Counselors offer social-emotional lessons on Fridays and enable students to interact with one another.
Most students chose to stay online for the second quarter, which tells Robison it is working, though she estimates 3% to 5% of students are significantly struggling.
“We keep taking feedback and trying to make online the best we can,” Robison said. “I’m proud of my teachers and the effort they put in, and I’m proud of the students. It’s a really tough situation."
‘I miss you so much’
At Lincoln Elementary in South Salt Lake, students come from all over the world and speak 27 languages — such as Arabic, Nepali and Somali — with a high population of refugees and immigrants in the surrounding community.
Currently, 350 students are attending in person and just under 200 are learning online, with more switching to in person since the second quarter started.
Only 34 kids have one or more failing grades or incompletes; six have all failing or incomplete grades. The district has pointed to the school, and particularly one of its 5th grade teachers, McKenzie Jackson, as a model of how to engage distance learners.
Principal Milton Collins and his faculty credit a grant that gave every student in the school a Chromebook, district Wi-Fi hot spots for families that need them, sending a school social worker to knock on doors, committed teachers — and love.

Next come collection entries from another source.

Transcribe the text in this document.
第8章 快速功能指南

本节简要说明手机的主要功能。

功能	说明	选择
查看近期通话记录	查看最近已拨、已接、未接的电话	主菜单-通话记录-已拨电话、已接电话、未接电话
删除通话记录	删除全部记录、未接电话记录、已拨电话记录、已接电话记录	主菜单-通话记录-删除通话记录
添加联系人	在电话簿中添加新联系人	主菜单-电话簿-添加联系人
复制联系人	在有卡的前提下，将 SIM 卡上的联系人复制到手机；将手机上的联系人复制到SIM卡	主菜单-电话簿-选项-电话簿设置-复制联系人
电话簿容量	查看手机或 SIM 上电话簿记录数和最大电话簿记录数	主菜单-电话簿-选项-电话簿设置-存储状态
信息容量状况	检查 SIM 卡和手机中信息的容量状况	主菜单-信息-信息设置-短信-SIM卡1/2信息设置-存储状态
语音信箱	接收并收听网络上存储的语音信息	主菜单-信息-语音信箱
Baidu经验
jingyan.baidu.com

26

“I tell people all the time, we focus too much on test scores and data and we forget about the small things of loving kids,” Collins said, “because I’m telling you, before you can get it here in that head, get in that heart. When you get it in that heart, kids will do anything.”

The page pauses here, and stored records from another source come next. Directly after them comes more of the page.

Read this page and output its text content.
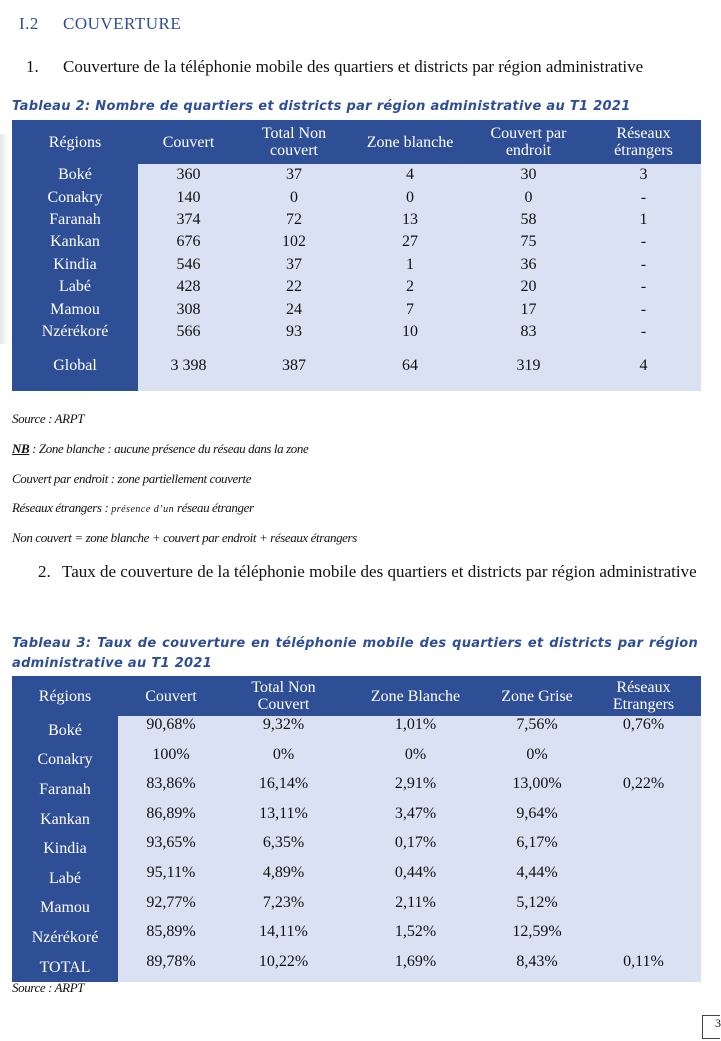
I.2 COUVERTURE
1. Couverture de la téléphonie mobile des quartiers et districts par région administrative
Tableau 2: Nombre de quartiers et districts par région administrative au T1 2021
Régions	Couvert	Total Non couvert	Zone blanche	Couvert par endroit	Réseaux étrangers
Boké	360	37	4	30	3
Conakry	140	0	0	0	-
Faranah	374	72	13	58	1
Kankan	676	102	27	75	-
Kindia	546	37	1	36	-
Labé	428	22	2	20	-
Mamou	308	24	7	17	-
Nzérékoré	566	93	10	83	-

Global	3 398	387	64	319	4
Source : ARPT
NB : Zone blanche : aucune présence du réseau dans la zone
Couvert par endroit : zone partiellement couverte
Réseaux étrangers : présence d’un réseau étranger
Non couvert = zone blanche + couvert par endroit + réseaux étrangers
2. Taux de couverture de la téléphonie mobile des quartiers et districts par région administrative
Tableau 3: Taux de couverture en téléphonie mobile des quartiers et districts par région
administrative au T1 2021
Régions	Couvert	Total Non Couvert	Zone Blanche	Zone Grise	Réseaux Etrangers
Boké	90,68%	9,32%	1,01%	7,56%	0,76%
Conakry	100%	0%	0%	0%	
Faranah	83,86%	16,14%	2,91%	13,00%	0,22%
Kankan	86,89%	13,11%	3,47%	9,64%	
Kindia	93,65%	6,35%	0,17%	6,17%	
Labé	95,11%	4,89%	0,44%	4,44%	
Mamou	92,77%	7,23%	2,11%	5,12%	
Nzérékoré	85,89%	14,11%	1,52%	12,59%	
TOTAL	89,78%	10,22%	1,69%	8,43%	0,11%
Source : ARPT
3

Jackson created her own videos and materials, and talked to the school’s technology specialist on how best to incorporate at-home learning. She meets with her distance-learning students daily at 9 a.m., saying "that gives them that consistency and accountability of like, ‘Well, if I don’t show up today, Miss Jackson is going to know.’”
If a student misses a class, Jackson reaches out to parents and to the child.
“The first thing I say to them isn’t, ‘Why aren’t you doing your work?’” she said. “... It’s, ‘Hey, look, I miss you so much. … How’s it been going? How’s stuff at home?’”
It takes patience, she said, “to just realize we’re living in a global pandemic. If this child does not finish their graphic organizer about the theme today, I’m going to call them on Friday and say, ‘Hey, would you like to sit down on a Google Meet and do it together?’”
She has never felt more strongly, she said, “about building a good relationship with not only my students, but their families as well.”